What did it feel like, back broken and bleeding on the mat, cataclysmic defeat ripped from certain victory? Did it feel like being cast out all those eons ago, you and the other Sons of Heaven?
At times, I’ve felt we’re not so different, you and I. The same things that drove you from his presence also drove me. I’ve been captivated by a desire to control my destiny. I thought I had it all together. I wanted to be god of my life, and, if I’m honest, at times, god of others, too. I believed I could change others and manipulate them into my way of thinking and being. I lied to get what I wanted, and I justified my lies by telling myself I was accomplishing something more significant and important.
I’ve been oblivious to the pain I caused others and, at times, just didn’t care, because what I wanted and thought I needed was more important than what they needed or felt. I used them for my purposes. In so doing, I shook my fist at God and his creation, those he considered most valuable. You and I have danced far too often, and for too long in my life, I’ve lived in your toxic embrace—like hugging a nuclear reactor, warm and bright, all the while draining all that is life from my soul.
I regret all of this, and looking back on it cuts me to the deepest fiber of my being. You and I are the pinnacle of creation, together in the abyss.
Yet, you are different. You actually seem to like it. You are the force that tears the life out of young men’s hearts and dreams and snatches the hopes of family and innocence from young girls. You’re the voice that comforts children suffering terrible abuse from those they love most, keeping them from taking steps that will free them from their prison. You’re the whisperer of despair into the ears and psyches of countless young men and women who believe they are worthless, dirty, unloved, and forgotten. You are the seed of perdition and the root of separation, and far from being a source of profound misery for you, this is your intended outcome. This is where the sympathy ends, and the enmity begins.
While you were once my father, you were never my friend. You have always been my soul’s enemy.
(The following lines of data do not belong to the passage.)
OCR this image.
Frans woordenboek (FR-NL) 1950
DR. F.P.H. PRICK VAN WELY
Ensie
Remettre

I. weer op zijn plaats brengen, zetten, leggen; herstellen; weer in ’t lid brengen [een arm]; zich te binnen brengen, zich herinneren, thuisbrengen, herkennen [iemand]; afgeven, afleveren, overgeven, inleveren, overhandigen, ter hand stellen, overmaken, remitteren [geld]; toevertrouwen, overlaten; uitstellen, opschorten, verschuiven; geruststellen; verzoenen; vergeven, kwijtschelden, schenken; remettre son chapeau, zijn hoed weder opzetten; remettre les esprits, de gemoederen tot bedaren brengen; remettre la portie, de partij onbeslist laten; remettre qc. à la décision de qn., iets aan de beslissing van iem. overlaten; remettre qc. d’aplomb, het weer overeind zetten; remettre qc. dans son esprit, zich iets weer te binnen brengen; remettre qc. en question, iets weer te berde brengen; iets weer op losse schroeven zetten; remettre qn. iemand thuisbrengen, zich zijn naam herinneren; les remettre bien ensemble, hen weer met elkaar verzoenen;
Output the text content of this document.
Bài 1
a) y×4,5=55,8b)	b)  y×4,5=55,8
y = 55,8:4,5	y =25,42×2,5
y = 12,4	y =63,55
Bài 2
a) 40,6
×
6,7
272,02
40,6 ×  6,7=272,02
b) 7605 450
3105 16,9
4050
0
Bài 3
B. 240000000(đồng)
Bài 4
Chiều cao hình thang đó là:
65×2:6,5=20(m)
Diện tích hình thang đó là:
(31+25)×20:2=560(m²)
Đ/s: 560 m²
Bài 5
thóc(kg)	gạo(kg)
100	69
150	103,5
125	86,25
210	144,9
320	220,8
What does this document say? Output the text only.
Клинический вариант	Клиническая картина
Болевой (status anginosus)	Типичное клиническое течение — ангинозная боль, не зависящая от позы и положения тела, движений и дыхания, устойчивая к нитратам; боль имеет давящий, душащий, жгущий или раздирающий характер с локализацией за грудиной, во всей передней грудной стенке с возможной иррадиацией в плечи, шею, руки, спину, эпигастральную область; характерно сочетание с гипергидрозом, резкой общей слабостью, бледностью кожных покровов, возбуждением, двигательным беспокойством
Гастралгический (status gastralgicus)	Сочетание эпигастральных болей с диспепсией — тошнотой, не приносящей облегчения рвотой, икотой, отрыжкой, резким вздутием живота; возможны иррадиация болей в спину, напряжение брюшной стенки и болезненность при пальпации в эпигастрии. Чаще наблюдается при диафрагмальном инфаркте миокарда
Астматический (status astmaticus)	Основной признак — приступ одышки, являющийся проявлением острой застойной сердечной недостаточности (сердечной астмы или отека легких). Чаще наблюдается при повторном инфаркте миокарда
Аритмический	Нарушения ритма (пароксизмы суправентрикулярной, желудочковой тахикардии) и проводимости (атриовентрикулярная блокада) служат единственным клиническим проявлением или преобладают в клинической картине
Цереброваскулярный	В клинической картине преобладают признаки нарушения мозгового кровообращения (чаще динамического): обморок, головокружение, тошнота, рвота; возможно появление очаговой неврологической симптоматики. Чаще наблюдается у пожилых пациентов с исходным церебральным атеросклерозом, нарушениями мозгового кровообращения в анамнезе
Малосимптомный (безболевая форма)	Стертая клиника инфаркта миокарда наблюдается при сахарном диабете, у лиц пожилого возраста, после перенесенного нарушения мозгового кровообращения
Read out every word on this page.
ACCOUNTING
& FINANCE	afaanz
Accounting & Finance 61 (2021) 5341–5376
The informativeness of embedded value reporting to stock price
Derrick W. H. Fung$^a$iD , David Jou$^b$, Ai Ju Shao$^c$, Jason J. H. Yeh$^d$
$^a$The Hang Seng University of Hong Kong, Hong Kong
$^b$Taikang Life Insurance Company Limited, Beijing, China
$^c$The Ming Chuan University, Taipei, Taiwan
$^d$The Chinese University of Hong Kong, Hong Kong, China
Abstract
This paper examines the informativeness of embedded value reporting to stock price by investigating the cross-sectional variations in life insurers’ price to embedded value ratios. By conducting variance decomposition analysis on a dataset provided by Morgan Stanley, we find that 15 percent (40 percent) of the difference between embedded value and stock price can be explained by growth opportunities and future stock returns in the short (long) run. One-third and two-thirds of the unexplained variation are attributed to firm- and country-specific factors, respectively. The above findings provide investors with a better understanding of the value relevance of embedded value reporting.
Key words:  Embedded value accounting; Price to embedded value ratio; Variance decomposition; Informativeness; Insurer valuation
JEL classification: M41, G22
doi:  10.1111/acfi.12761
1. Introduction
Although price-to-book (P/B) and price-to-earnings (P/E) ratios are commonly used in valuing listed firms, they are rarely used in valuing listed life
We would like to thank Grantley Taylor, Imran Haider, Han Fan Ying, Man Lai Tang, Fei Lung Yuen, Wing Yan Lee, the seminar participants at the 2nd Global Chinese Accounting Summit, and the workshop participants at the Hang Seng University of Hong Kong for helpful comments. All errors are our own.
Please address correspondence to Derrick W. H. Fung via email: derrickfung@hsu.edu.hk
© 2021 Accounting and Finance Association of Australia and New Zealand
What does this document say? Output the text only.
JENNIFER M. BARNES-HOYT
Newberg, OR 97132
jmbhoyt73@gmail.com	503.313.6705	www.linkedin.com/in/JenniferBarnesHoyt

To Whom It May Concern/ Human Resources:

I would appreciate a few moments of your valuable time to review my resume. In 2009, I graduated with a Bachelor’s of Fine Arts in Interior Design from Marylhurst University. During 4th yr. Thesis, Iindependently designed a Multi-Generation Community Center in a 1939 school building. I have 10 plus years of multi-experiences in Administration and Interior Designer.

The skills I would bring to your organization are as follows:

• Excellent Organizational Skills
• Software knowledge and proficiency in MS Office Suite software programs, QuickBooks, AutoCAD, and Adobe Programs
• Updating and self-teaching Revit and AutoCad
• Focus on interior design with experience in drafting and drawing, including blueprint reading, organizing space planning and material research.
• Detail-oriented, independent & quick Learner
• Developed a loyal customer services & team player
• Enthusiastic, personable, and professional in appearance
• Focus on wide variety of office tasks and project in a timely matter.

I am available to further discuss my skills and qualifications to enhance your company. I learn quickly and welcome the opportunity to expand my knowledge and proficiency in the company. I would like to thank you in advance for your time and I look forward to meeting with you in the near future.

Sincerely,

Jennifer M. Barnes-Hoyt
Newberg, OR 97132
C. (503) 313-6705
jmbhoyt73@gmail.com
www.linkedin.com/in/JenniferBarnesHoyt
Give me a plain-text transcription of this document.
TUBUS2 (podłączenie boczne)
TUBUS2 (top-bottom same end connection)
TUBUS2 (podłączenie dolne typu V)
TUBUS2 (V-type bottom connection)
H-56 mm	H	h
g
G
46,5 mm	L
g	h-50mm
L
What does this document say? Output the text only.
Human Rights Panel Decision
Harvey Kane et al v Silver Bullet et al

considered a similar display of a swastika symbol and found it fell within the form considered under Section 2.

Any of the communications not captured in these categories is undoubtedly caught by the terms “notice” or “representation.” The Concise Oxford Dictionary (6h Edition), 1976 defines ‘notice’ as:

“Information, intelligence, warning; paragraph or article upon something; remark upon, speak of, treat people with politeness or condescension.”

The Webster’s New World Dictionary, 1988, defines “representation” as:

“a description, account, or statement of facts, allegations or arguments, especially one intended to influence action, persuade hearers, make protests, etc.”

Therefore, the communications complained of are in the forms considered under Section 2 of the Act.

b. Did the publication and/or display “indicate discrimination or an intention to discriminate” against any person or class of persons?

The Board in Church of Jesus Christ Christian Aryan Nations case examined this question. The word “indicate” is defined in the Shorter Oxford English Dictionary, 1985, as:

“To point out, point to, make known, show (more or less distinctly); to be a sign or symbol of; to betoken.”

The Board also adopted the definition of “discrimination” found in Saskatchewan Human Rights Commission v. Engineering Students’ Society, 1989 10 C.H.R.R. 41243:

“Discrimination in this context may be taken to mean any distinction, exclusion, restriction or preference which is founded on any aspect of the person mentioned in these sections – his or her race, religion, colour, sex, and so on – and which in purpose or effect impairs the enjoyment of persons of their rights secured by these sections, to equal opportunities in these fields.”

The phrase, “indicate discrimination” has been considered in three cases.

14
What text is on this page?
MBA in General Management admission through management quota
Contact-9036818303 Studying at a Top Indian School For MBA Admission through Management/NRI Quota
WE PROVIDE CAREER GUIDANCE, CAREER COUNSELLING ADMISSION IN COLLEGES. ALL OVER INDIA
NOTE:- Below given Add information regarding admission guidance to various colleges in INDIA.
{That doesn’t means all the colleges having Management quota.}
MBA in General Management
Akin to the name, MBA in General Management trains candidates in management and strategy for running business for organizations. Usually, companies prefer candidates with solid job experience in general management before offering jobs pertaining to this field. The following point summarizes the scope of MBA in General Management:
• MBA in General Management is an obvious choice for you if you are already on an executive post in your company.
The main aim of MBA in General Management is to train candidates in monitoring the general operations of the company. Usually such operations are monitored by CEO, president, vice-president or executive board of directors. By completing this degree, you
So, what did it feel like as your master plan was coming to fruition? As you repeatedly whispered into the betrayer’s ear that he wasn’t respected among the twelve and wasn’t getting his due, that a person of his stature and prospects deserved better? As you convinced the leaders that this rabbi was dangerous, that he represented a threat to the order of things, to the peace with the Romans they had worked so hard to achieve? Did you convince them that, if left unchecked, his power would destroy everything?
Were you excited as you turned Pilate’s heart against his better instincts? Did you feel a sense of conquest when he disregarded the obnoxious warning your enemy had given his wife in a dream? Did you laugh when he went against her warning, persuaded by fear engendered by the mob you incited against him, as you have always used the mob to rule the hearts and minds of weak men throughout the ages?
Did you feel heightened anticipation as you watched the death march through Jerusalem? What were you imagining at this time? Did you believe that this was the moment all your dreams had come to fruition, that you had foiled the plans of the Most High, and you would soon get your retribution on this Son who had foolishly rebuffed you in the wilderness when he had the chance?
As the Romans, perhaps your greatest invention—pure martial perfection—drove the nails into the Son’s hands and feet, did you squeal with glee? Did you and your host laugh and toast and rejoice as he slowly asphyxiated in pain so profound that a new word—excruciating—was created to describe it?
As they peeled him from the cross, and buried him in the tomb, were you entirely in the throes of victory, the greatest triumph you had ever known? Were you so far gone that you really didn’t notice? Or, was there something nagging in the back of your mind, some residual doubt, some fear that the father of lies might have just been the victim of the greatest trick of all time, an act of cosmic jiu-jitsu that, instead of making you the apex predator, would deal the dying blow?
What happened to you that Saturday? Did a second war rage in the cosmos, one that stripped you of your power to ultimately kill, destroy, and rob the Most High of his sons and daughters? Or were you as surprised as the rest of us that Sunday morning to find the tomb empty as you went to claim your prize, only to find this treasure denied you and every other one from that moment forward? Including me. I was once your child, but now I am your enemy’s son.
Sure, you can still hurt me. As you lie there, thrashing about in your hideous, tortuous death ballet, you can crush me. Your lies cause me pain and create uncertainty. You can injure my body and weaken me. You attack those I love, and I feel their sorrow. And I lament the catastrophic collateral damage you cause as you die on that mat.
However, like the original Son of my new Father, any suffering you inflict upon me only fortifies me; any deceit you employ against me magnifies your adversary’s reputation, ultimately benefiting me and making me more like him. Wow! That has to be torture for you! It’s almost as terrible as the suffering you inflict on others. It must feel like eternal justice.
There was only one being in Creation for whom that Friday through Sunday was a bad weekend, and that’s you. I don’t feel sorry for you. Not one little bit.